What To Do With This
If you’ve shipped a production retrieval, recommendation, or classification system any time in the last decade, you already know most of what the 2026 harness-engineering literature is going to tell you. You know what the hard parts are: which decisions actually move the metric, that the model swap is rarely where the gains come from, and which evaluation strategies survive contact with real traffic while others collapse the moment users get creative.
Your domain expertise will outlast the new vocabulary by years.
If you’re running the org rather than the system, vocabulary capture has a hiring consequence. It’s a naming decision before it’s a headcount one. The engineers who solved retrieval drift in 2023 don’t have “harness engineer” on their resume; the consultancies organizing the 2026 conference circuit do. Whoever owns the vocabulary in the press releases will own the budget line by Q4. This is how DevOps transformations got sold back to teams who’d already built them.

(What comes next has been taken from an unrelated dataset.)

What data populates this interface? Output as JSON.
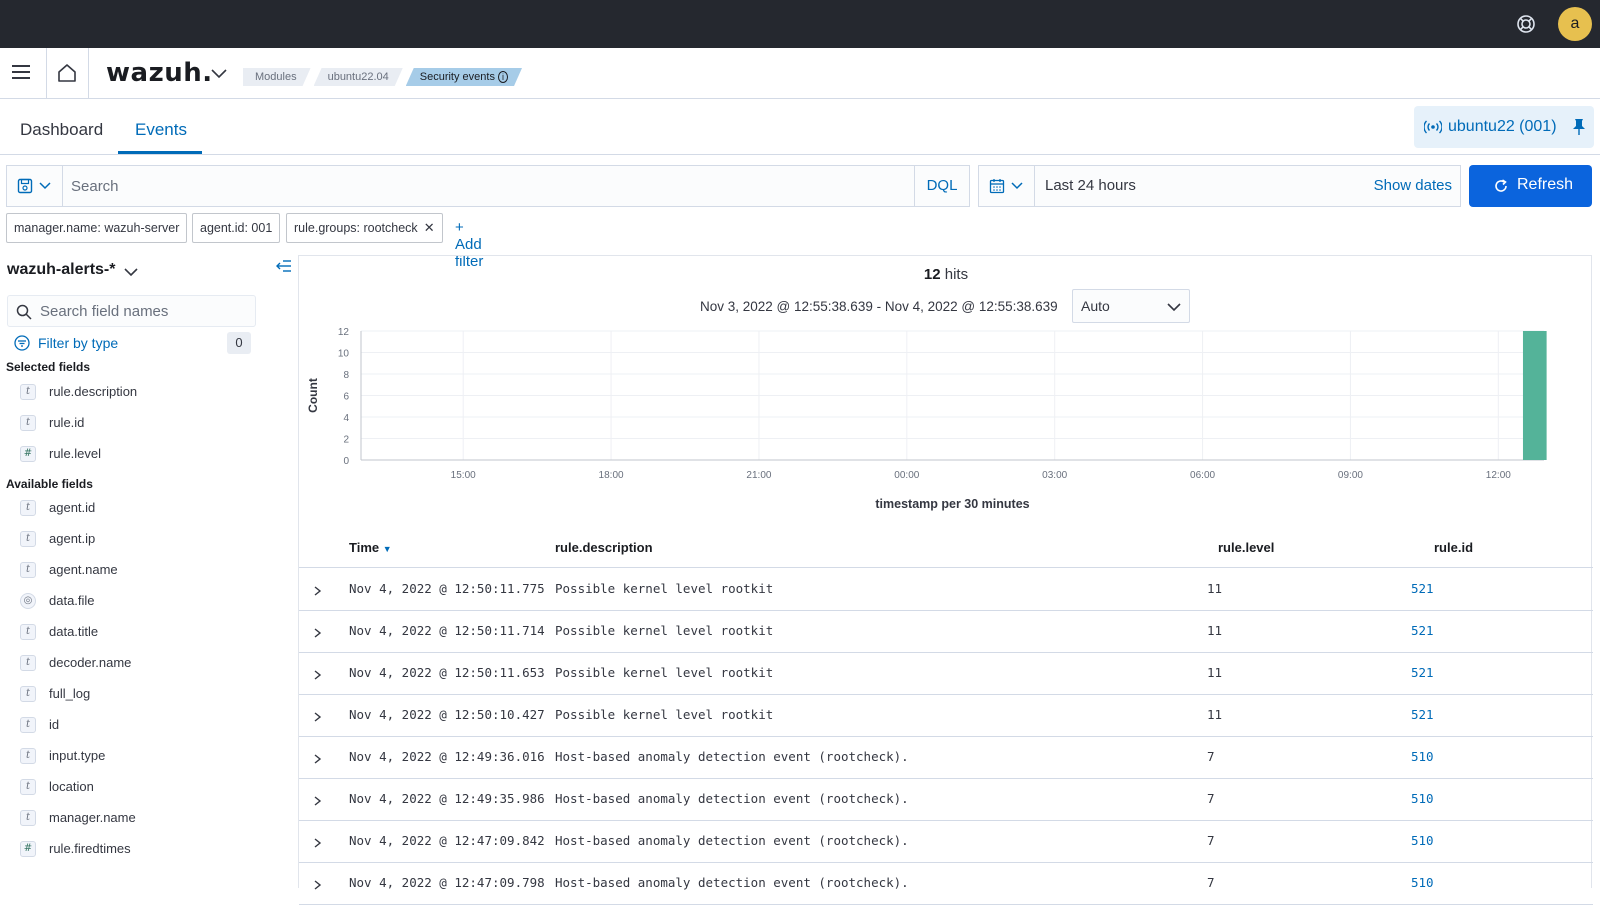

The cheapest move available to you, before the headcount conversation reopens, is to rename what your existing team has been doing in language the industry now uses. That’s your retention story and your defense against the next vendor pitch that assumes you have to buy the practice from outside.
The practical move, for both reads, is to stop reading the press releases and start writing them. The harness engineers who joined the field in 2026 are looking for canonical examples, and you’ve been shipping those for a decade. Document what you actually built. The new vocabulary’s fine to use where it helps the next reader find your work. Don’t assume it describes a new thing. More often, it describes an old thing in better marketing.
The DevOps timeline tells you exactly how this ends: the people who joined the field in 2012 are now senior architects, and the people who were doing the work in 2005 are writing books about it. The window between “I’ve been doing this for years” and “let me tell you about my methodology” is shorter than you think.